Wednesday, February 18, 2015

Lemon Pickle-South Indian/Nimbu ka achar/Elumichangai Urukai

Vegetables that are seasonally available are preserved in the form of pickles just so we can relish them all around the year. We South Indians are very notorious about the taste, flavor and the ingredients that go into the pickle.
When rest of the world calls the veggies cleaned and stored in brine a pickle we have an obnoxiously addictive habit of adding loads of spices/chilies to it to make sinfully spicy and teasing every taste bud making it mouthwatering. We Indians are obsessed about our pickles. M never accepts gherkins and capers in brine as pickled.. yeah!!! But I like them and I like Moroccan whole lemon pickles. Its just versatile just produce –driven! But a greedy Indian inside me always wishes to see a bright red colored pickle, shiny with loads of oil sitting pretty on my kitchen shelf. It kinda gives me a sense of comfort and inner peace should I say that I have something to go with curd rice, bread, rotis anything to satiate the out-of –nowhere hunger pangs that peeps in at unusual timings. Even though lemons are available at all times pickling should be done when the sun is high and hot. So this is my version!

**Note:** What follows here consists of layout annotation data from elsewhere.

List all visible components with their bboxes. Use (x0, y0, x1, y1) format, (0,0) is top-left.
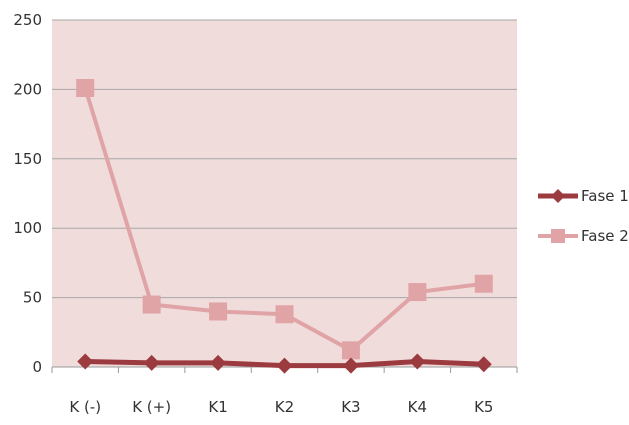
data-point (209, 302, 228, 321)
x-axis-tick-labels: K (-) K (+) K1 K2 K3 K4 K5 (51, 367, 518, 416)
series-layer (76, 79, 493, 374)
data-point (409, 353, 426, 370)
series-1 (77, 353, 492, 374)
y-tick-label: 250 (13, 11, 42, 29)
legend-marker (551, 189, 565, 203)
y-tick-label: 50 (23, 289, 42, 307)
legend-item-2: Fase 2 (538, 227, 629, 245)
legend-label: Fase 1 (581, 187, 629, 205)
y-tick-label: 150 (13, 150, 42, 168)
x-tick-label: K3 (341, 398, 360, 416)
data-point (474, 274, 493, 293)
legend: Fase 1 Fase 2 (538, 187, 629, 245)
x-tick-label: K (-) (69, 398, 101, 416)
x-tick-label: K1 (208, 398, 227, 416)
data-point (275, 305, 294, 324)
y-axis-tick-labels: 0 50 100 150 200 250 (13, 11, 42, 376)
legend-label: Fase 2 (581, 227, 629, 245)
y-tick-label: 200 (13, 80, 42, 98)
series-2 (76, 79, 493, 360)
y-tick-label: 100 (13, 219, 42, 237)
data-point (276, 357, 293, 374)
data-point (408, 283, 427, 302)
data-point (76, 79, 95, 98)
data-point (342, 357, 359, 374)
data-point (475, 356, 492, 373)
legend-marker (551, 229, 565, 243)
x-tick-label: K2 (275, 398, 294, 416)
x-tick-label: K5 (474, 398, 493, 416)
x-tick-label: K (+) (132, 398, 171, 416)
data-point (210, 354, 227, 371)
data-point (77, 353, 94, 370)
x-tick-label: K4 (408, 398, 427, 416)
data-point (142, 295, 161, 314)
y-tick-label: 0 (32, 358, 42, 376)
legend-item-1: Fase 1 (538, 187, 629, 205)
data-point (341, 341, 360, 360)
data-point (143, 354, 160, 371)
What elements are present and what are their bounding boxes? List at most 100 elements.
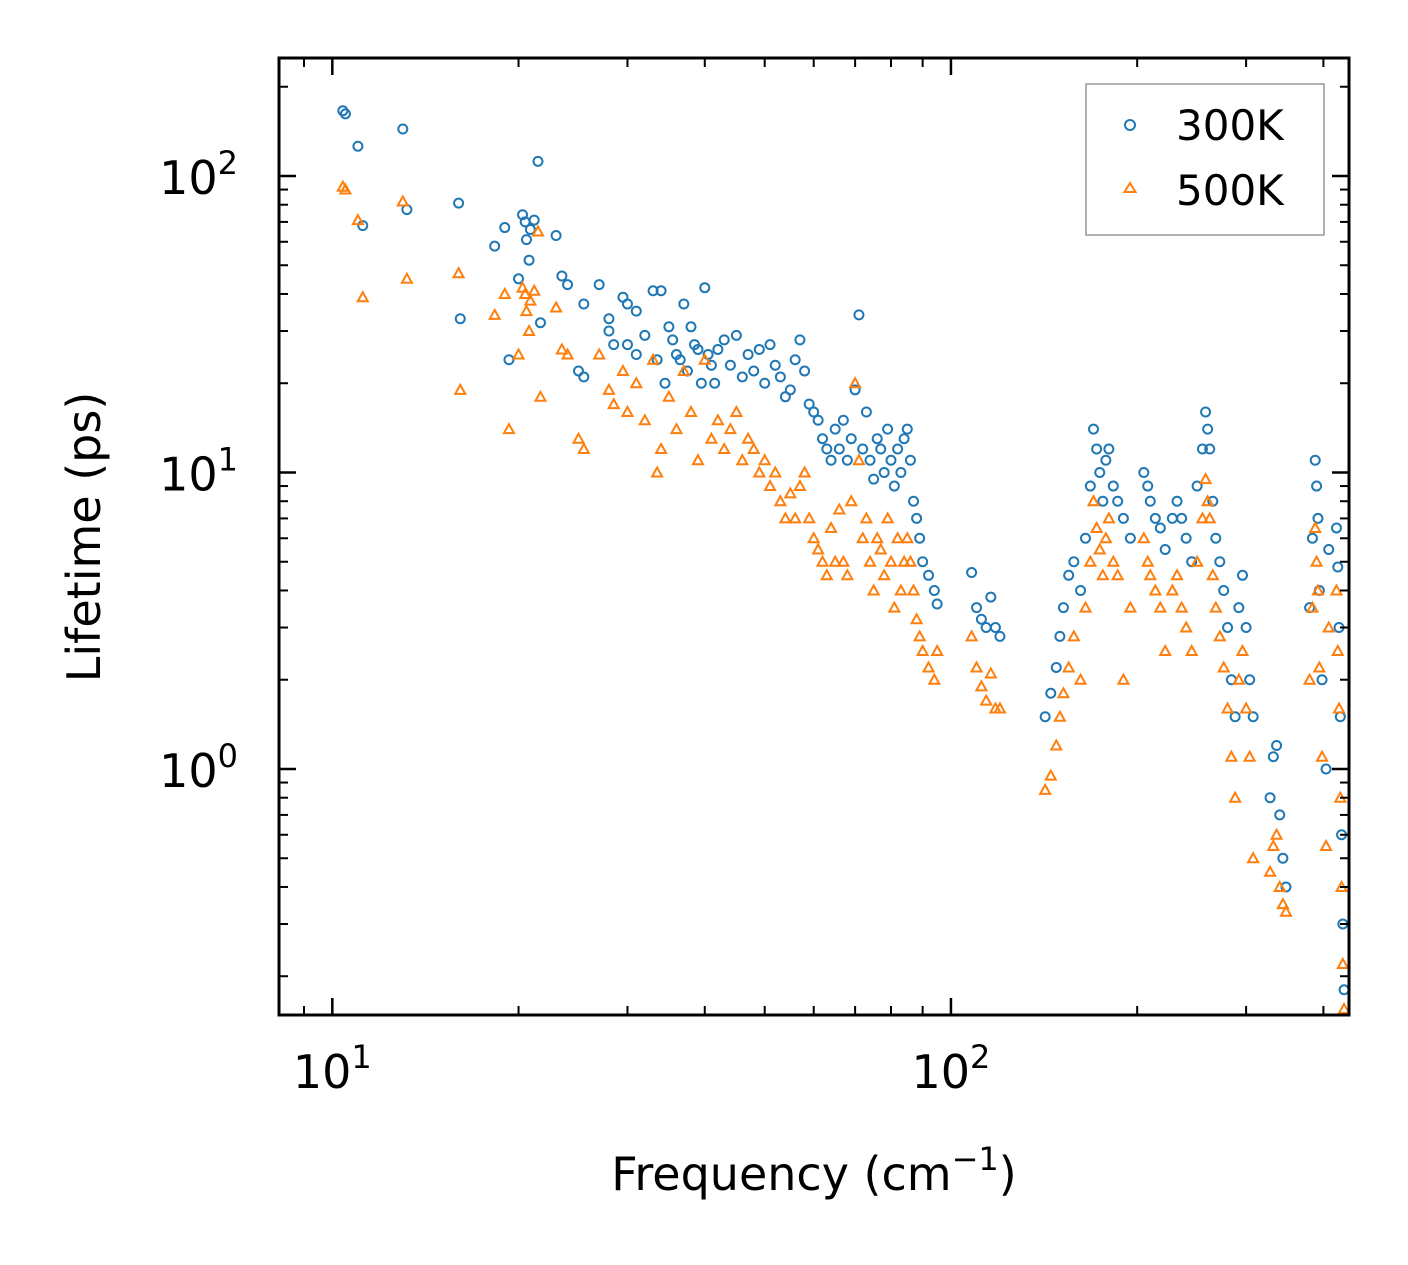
point-500k-61 [811, 542, 825, 555]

Lemons-10, almost equal sized
Red chili powder- 3 tbsp
Salt-as needed
For Tempering/Tadka:
Mustard seeds-1 tsp
Asafoetida- 2 big pinches
Gingelly oil-1/4 cup
How It Happened:
1. Sterile the jars, spoons and bowls you use for pickling.
2. Wash the lemons well pat dry them using a clean cloth and remove any moisture.
3. Cut the lemons into halves and if they are big, quarter them. remove the seeds as  many as possible.
4. Take a sterilized dry jar; layer some of the lemon pieces at the bottom of the bottle.

5. Generally sprinkle a layer of salt. Then top it with some more lemon pieces and cover it with salt. Follow the procedure until the jar is filled 2 inches below its neckline.
6. Now take a clean piece of cloth big enough to cover mouth of the jar. Place it on the mouth of the jar and tie it securely with a kitchen twine.
7. Place this in direct sunlight. Shake them well twice a day/use a clean spatula to stir them.
8. On the first day after sun-drying the lemons would have given out all their juices and will have a lot of liquid.

9. Continue to sun dry them for 5 continuous days. After 5 days all the liquid would have been sucked back and by now the lemons will be macerated, the skin will be slightly brownish and pale, almost cooked by the sun-drying process.
10. On sixth day, add red chili [powder and around 1 tbsp of salt, mix well and sundry for another 2 days.
11. On eighth day, heat gingelly oil in a kadai add mustard seeds and asafoetida and when they pop, add the oil to the pickle and mix well.
12. Store in a cool, dark, dry place and serve with curd rice.
* If you are not sure about the sun light for consecutive five days then do not start the process else if they are not properly sun dried they may spoil soon.
* I didn't mention the amount of salt as it totally depends on your taste and the sourness of the lemons. If the lemons are extremely sour then more salt may be used.
* If you are using a clip-top jar, then you don’t have to line the mouth of the jar with a cloth.
* I added store bought red chili powder. But you can dry roast red chilies grind them to a fine powder and add them.
* After 5 days of sun drying the lemons may look dry but do not panic. When you add red chillies and salt they will leech out some liquid.

* While doing tempering you can add curry leaves. If you are going to add them , wash them, dry them well, and fry them in oil until they are completely crisp. If they retain any moisture they may end up spoiling the whole pickle.